Specifications: Brownells 308 AR OEM Rifle
- Receiver Material: Forged 7075 T6 Aluminum
- Finish: Matte black hard anodized
- Chamber: .308 WIN/7.62x51mm NATO
- Twist: 1:10 Twist
- Profile: Tapered
- Gas System: Rifle length – includes low profile gas block
- Muzzle: Threaded – 5/8-24
- Not included – Magazines, butt stock, hand guard
- MSRP: $999.00
Rating (out of five stars):
Fit, Finish, and Build Quality * *
No issues with any of the coatings on the bolt carrier group or the rifle itself. From the barrel nut backwards, everything seemed to be of a high grade. The receivers fit together well and even include a tensioning screw to fine tune any slop. There are no obvious tooling marks and everything seems to be of top notch construction. Forward of the barrel nut, I encountered a visibly canted gas block and a hand guard that didn’t look like it belonged. Buyer beware that your hand guard of choice very well may not fit.
Reliability * * *
The first rifle would get no more than one star as it not only repeatedly jammed, but ended up breaking the bolt catch. The second rifle I tested fared much better thanks partially to that canted gas block that tuned the pressure. I only had one failure in the 100 or so rounds I put through it and that was a very cheap Russian round that had flown through a silencer.
Customize This *
That one star isn’t exactly fair as this gun is quite customizable. Maybe not as much as the AR-15s that we all love so much, but there’s certainly a lot that can be done here. The one star is pointed straight at Brownells for making the process of matching accessories to this gun a chore. In a day and age where I can go to Ford’s website and build my perfect truck, why can’t I start with a good set of bones and build my dream AR-10 on Brownells’ site? Spare me the frustration and usage of the F-word and show me the SKU’s that will be guaranteed to fit. And finally, be clear about the tooling necessary to do the job. I’m not afraid of a little work to build a rifle so show me the tools I need to do the job right. There’s no reason this can’t be a well executed product. At $999 for the rifle and another $500 or so for the various parts you’d need, plus $100 or so for some tools, this STILL represents a great value for a buyer.

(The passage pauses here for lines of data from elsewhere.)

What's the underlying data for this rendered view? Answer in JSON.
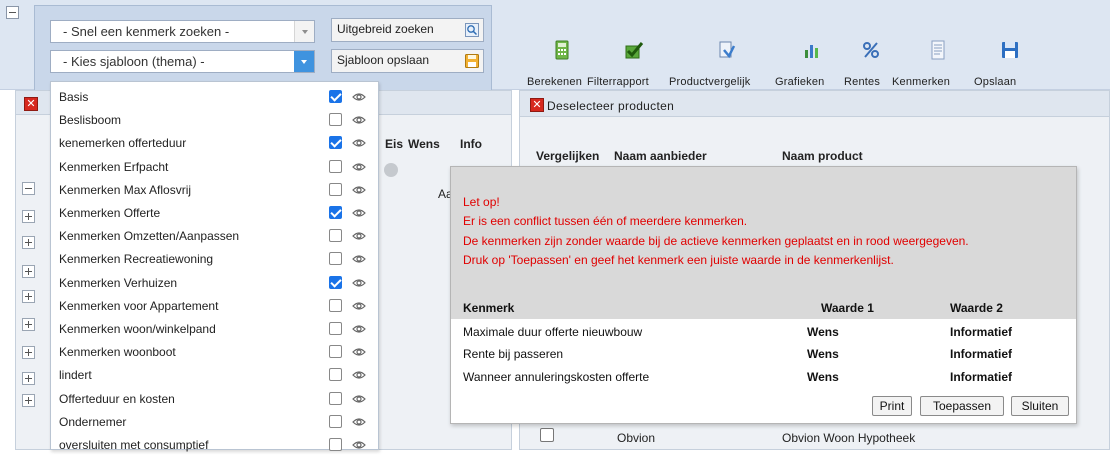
{
  "header": {
    "quick_search": {
      "value": "- Snel een kenmerk zoeken -"
    },
    "template_select": {
      "value": "- Kies sjabloon (thema) -"
    },
    "advanced_search_label": "Uitgebreid zoeken",
    "save_template_label": "Sjabloon opslaan",
    "toolbar": [
      {
        "label": "Berekenen",
        "icon": "calculator-icon"
      },
      {
        "label": "Filterrapport",
        "icon": "checkmark-icon"
      },
      {
        "label": "Productvergelijk",
        "icon": "compare-icon"
      },
      {
        "label": "Grafieken",
        "icon": "bar-chart-icon"
      },
      {
        "label": "Rentes",
        "icon": "percent-icon"
      },
      {
        "label": "Kenmerken",
        "icon": "document-icon"
      },
      {
        "label": "Opslaan",
        "icon": "floppy-icon"
      }
    ]
  },
  "left_panel": {
    "columns": [
      "Eis",
      "Wens",
      "Info"
    ],
    "row_label": "Aa"
  },
  "template_dropdown": {
    "items": [
      {
        "label": "Basis",
        "checked": true
      },
      {
        "label": "Beslisboom",
        "checked": false
      },
      {
        "label": "kenemerken offerteduur",
        "checked": true
      },
      {
        "label": "Kenmerken Erfpacht",
        "checked": false
      },
      {
        "label": "Kenmerken Max Aflosvrij",
        "checked": false
      },
      {
        "label": "Kenmerken Offerte",
        "checked": true
      },
      {
        "label": "Kenmerken Omzetten/Aanpassen",
        "checked": false
      },
      {
        "label": "Kenmerken Recreatiewoning",
        "checked": false
      },
      {
        "label": "Kenmerken Verhuizen",
        "checked": true
      },
      {
        "label": "Kenmerken voor Appartement",
        "checked": false
      },
      {
        "label": "Kenmerken woon/winkelpand",
        "checked": false
      },
      {
        "label": "Kenmerken woonboot",
        "checked": false
      },
      {
        "label": "lindert",
        "checked": false
      },
      {
        "label": "Offerteduur en kosten",
        "checked": false
      },
      {
        "label": "Ondernemer",
        "checked": false
      },
      {
        "label": "oversluiten met consumptief",
        "checked": false
      }
    ]
  },
  "right_panel": {
    "deselect_label": "Deselecteer producten",
    "columns": [
      "Vergelijken",
      "Naam aanbieder",
      "Naam product"
    ],
    "visible_row": {
      "aanbieder": "Obvion",
      "product": "Obvion Woon Hypotheek"
    }
  },
  "conflict_dialog": {
    "lines": [
      "Let op!",
      "Er is een conflict tussen één of meerdere kenmerken.",
      "De kenmerken zijn zonder waarde bij de actieve kenmerken geplaatst en in rood weergegeven.",
      "Druk op 'Toepassen' en geef het kenmerk een juiste waarde in de kenmerkenlijst."
    ],
    "table": {
      "headers": [
        "Kenmerk",
        "Waarde 1",
        "Waarde 2"
      ],
      "rows": [
        [
          "Maximale duur offerte nieuwbouw",
          "Wens",
          "Informatief"
        ],
        [
          "Rente bij passeren",
          "Wens",
          "Informatief"
        ],
        [
          "Wanneer annuleringskosten offerte",
          "Wens",
          "Informatief"
        ]
      ]
    },
    "buttons": {
      "print": "Print",
      "apply": "Toepassen",
      "close": "Sluiten"
    }
  },
  "colors": {
    "header_bg": "#dde6f2",
    "accent_blue": "#3f93df",
    "check_blue": "#1a73e8",
    "warning_red": "#e00000",
    "dialog_bg": "#d9d9d9"
  }
}
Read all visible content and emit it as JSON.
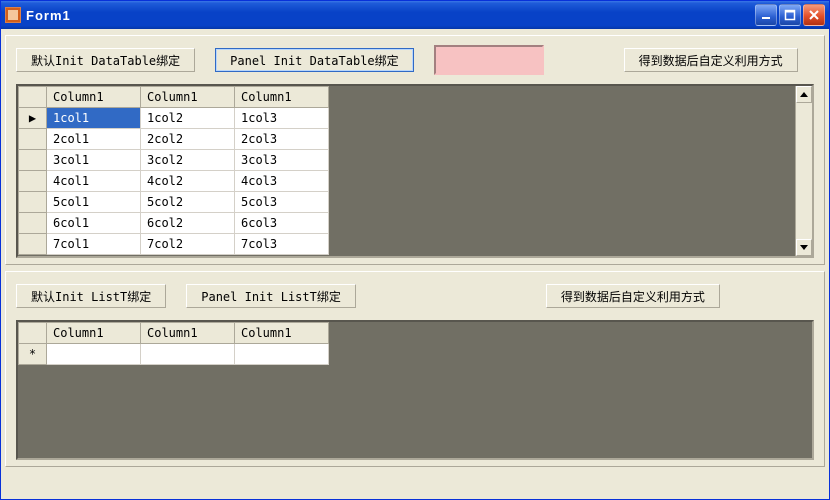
{
  "window": {
    "title": "Form1"
  },
  "topButtons": {
    "b1": "默认Init DataTable绑定",
    "b2": "Panel Init DataTable绑定",
    "b3": "得到数据后自定义利用方式"
  },
  "grid1": {
    "headers": [
      "Column1",
      "Column1",
      "Column1"
    ],
    "rows": [
      {
        "selected": true,
        "cells": [
          "1col1",
          "1col2",
          "1col3"
        ]
      },
      {
        "selected": false,
        "cells": [
          "2col1",
          "2col2",
          "2col3"
        ]
      },
      {
        "selected": false,
        "cells": [
          "3col1",
          "3col2",
          "3col3"
        ]
      },
      {
        "selected": false,
        "cells": [
          "4col1",
          "4col2",
          "4col3"
        ]
      },
      {
        "selected": false,
        "cells": [
          "5col1",
          "5col2",
          "5col3"
        ]
      },
      {
        "selected": false,
        "cells": [
          "6col1",
          "6col2",
          "6col3"
        ]
      },
      {
        "selected": false,
        "cells": [
          "7col1",
          "7col2",
          "7col3"
        ]
      }
    ],
    "rowIndicator": "▶"
  },
  "bottomButtons": {
    "b1": "默认Init ListT绑定",
    "b2": "Panel Init ListT绑定",
    "b3": "得到数据后自定义利用方式"
  },
  "grid2": {
    "headers": [
      "Column1",
      "Column1",
      "Column1"
    ],
    "newRowIndicator": "*"
  }
}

The sales guy inside me cries at the lost revenue potential for the company and the gun guy inside is busy beating his head against the wall because nothing fits and nobody told him what tools he’d need to do the job. There’s no reason it should be hard to spend money on a website in 2016.
Accuracy * * *
Decidedly “meh” at ~1.5 MOA with quality ammo, there’s a lot that can be sorted out in the trigger department to improve that. The cheap M4gery stock I installed probably didn’t give me a great cheek weld either. I think the mechanical accuracy is likely there, but it will take the right parts to make it happen. It’s combat effective and not much more out of the box.
Overall * *
This gun has a lot of potential for excellence. I was really excited to get it out in the field for testing and evaluation as I thought it represented a new way to acquire and customize a rifle that wasn’t an AR 15. Brownells is one of my favorite retailers, and one that’s gotten quite a bit of my money over the last few years. I had hoped that this product would wow me, but I can’t shake the bad taste from a missed opportunity. The Aero OEM rifle has good bones, but it doesn’t solve any of the problems it was designed to fix. You still need tools and specialized knowledge that’s not readily available to go out and get a well sorted AR-10 platform gun. Add in the massive reliability and QC issues, and I’m forced to wonder if Brownells or Aero really have their heart in this. If they could solve those issues and create a better buying experience, this could be a real gem. But if the “backorder” status on their webpage is to be believed, maybe they don’t have to. There’s potential here, but as tested, it left me disappointed.